Su paciente no respondió. Por un momento el cadáver lo miró con una expresión aterradora, lo que provocó que el forense sintiera un escalofrío metálico, similar a lo que sintió la primera vez que sostuvo la fina y afilada hoja del bisturí el primer día que realizó una autopsia sin la supervisión del director de patología, donde se hirió accidentalmente al abrir aquel cadáver de práctica. Fue como si aquel repentino recuerdo le produjera una especie de electricidad que recorrió toda su humanidad. Esa sensación le hizo reflexionar en que tal vez debía posponer la autopsia. O dejársela al otro forense que ya casi estaba a punto de llegar.

—¿Sabes? —dijo—. He decidido que mi colega, el forense Rafael Lara, sea quien realice tu autopsia. Creo que no nos sentiríamos cómodos luego de tantas confidencias. Si lo piensas bien, es lo más idóneo en estas circunstancias.

—Creo, mi estimado forense —manifestó con unos ojos llenos de pesadumbre—, que aunque quisiera no podría hacerme la autopsia.

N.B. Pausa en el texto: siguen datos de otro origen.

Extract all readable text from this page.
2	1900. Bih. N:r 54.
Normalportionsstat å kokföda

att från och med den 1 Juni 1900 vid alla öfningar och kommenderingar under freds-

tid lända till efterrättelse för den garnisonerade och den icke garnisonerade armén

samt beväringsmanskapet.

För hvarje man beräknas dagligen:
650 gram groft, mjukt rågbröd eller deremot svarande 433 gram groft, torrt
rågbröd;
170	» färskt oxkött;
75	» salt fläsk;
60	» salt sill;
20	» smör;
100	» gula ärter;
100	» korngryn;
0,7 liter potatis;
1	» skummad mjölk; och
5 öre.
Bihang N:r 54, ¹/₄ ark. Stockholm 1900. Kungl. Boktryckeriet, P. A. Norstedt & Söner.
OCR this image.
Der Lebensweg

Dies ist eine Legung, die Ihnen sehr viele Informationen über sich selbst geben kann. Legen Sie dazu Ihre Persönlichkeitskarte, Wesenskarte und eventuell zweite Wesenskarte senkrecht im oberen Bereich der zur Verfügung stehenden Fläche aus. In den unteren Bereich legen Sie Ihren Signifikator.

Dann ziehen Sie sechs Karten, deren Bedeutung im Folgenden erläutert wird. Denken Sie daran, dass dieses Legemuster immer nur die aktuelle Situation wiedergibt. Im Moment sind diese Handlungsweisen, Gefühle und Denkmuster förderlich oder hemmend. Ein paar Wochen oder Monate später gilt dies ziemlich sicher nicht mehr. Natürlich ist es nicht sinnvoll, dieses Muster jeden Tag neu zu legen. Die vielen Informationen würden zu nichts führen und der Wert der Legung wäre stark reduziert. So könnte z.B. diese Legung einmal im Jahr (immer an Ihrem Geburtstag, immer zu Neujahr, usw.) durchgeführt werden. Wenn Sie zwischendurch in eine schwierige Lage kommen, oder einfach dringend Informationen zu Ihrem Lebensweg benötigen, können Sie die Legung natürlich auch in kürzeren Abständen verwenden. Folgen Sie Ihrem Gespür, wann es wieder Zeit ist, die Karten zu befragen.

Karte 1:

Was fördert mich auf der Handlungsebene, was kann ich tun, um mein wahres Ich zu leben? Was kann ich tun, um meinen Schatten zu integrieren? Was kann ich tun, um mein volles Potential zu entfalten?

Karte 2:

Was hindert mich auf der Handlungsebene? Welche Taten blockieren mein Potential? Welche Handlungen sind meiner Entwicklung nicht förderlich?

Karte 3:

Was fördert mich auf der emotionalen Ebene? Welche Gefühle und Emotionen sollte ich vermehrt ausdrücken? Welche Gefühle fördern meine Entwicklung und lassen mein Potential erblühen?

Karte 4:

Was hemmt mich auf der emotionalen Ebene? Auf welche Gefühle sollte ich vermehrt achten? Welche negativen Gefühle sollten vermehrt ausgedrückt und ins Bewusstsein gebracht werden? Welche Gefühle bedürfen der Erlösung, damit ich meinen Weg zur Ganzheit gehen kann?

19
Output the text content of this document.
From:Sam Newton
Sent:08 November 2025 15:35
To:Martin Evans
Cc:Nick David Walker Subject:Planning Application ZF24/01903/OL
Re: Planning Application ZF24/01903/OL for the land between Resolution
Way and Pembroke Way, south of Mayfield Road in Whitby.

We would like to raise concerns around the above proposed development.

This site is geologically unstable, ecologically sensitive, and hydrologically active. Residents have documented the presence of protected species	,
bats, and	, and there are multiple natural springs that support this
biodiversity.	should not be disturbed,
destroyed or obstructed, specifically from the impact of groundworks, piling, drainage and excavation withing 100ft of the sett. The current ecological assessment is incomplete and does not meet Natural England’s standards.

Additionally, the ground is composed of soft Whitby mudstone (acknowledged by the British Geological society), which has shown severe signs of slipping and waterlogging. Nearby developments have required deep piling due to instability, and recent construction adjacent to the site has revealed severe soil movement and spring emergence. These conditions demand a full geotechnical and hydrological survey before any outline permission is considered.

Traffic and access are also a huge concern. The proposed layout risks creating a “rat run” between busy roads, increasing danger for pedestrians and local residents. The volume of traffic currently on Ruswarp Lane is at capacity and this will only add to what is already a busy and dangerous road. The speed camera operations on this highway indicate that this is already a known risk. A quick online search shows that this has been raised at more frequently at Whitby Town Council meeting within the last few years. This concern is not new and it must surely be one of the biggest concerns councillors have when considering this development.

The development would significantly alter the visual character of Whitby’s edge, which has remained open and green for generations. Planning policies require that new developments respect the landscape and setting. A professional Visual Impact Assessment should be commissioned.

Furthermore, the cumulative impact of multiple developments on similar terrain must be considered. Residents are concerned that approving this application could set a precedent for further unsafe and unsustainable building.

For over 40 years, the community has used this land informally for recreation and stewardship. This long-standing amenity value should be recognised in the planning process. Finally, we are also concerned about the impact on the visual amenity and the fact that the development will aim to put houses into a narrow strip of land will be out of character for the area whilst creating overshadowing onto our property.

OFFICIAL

—¿Qué quieres decir? —refutó confundido el forense.

El inerte cuerpo no respondió. Cerró los ojos y volvió a su estado de rigor morti característico de los cadáveres.

El ambiente en la sala de la morgue se sintió más frío que nunca. Una sensación de vacío invadió al experimentado galeno de la muerte hasta sentir que perdía el sentido. La oscuridad total lo arropó sin poder hacer nada.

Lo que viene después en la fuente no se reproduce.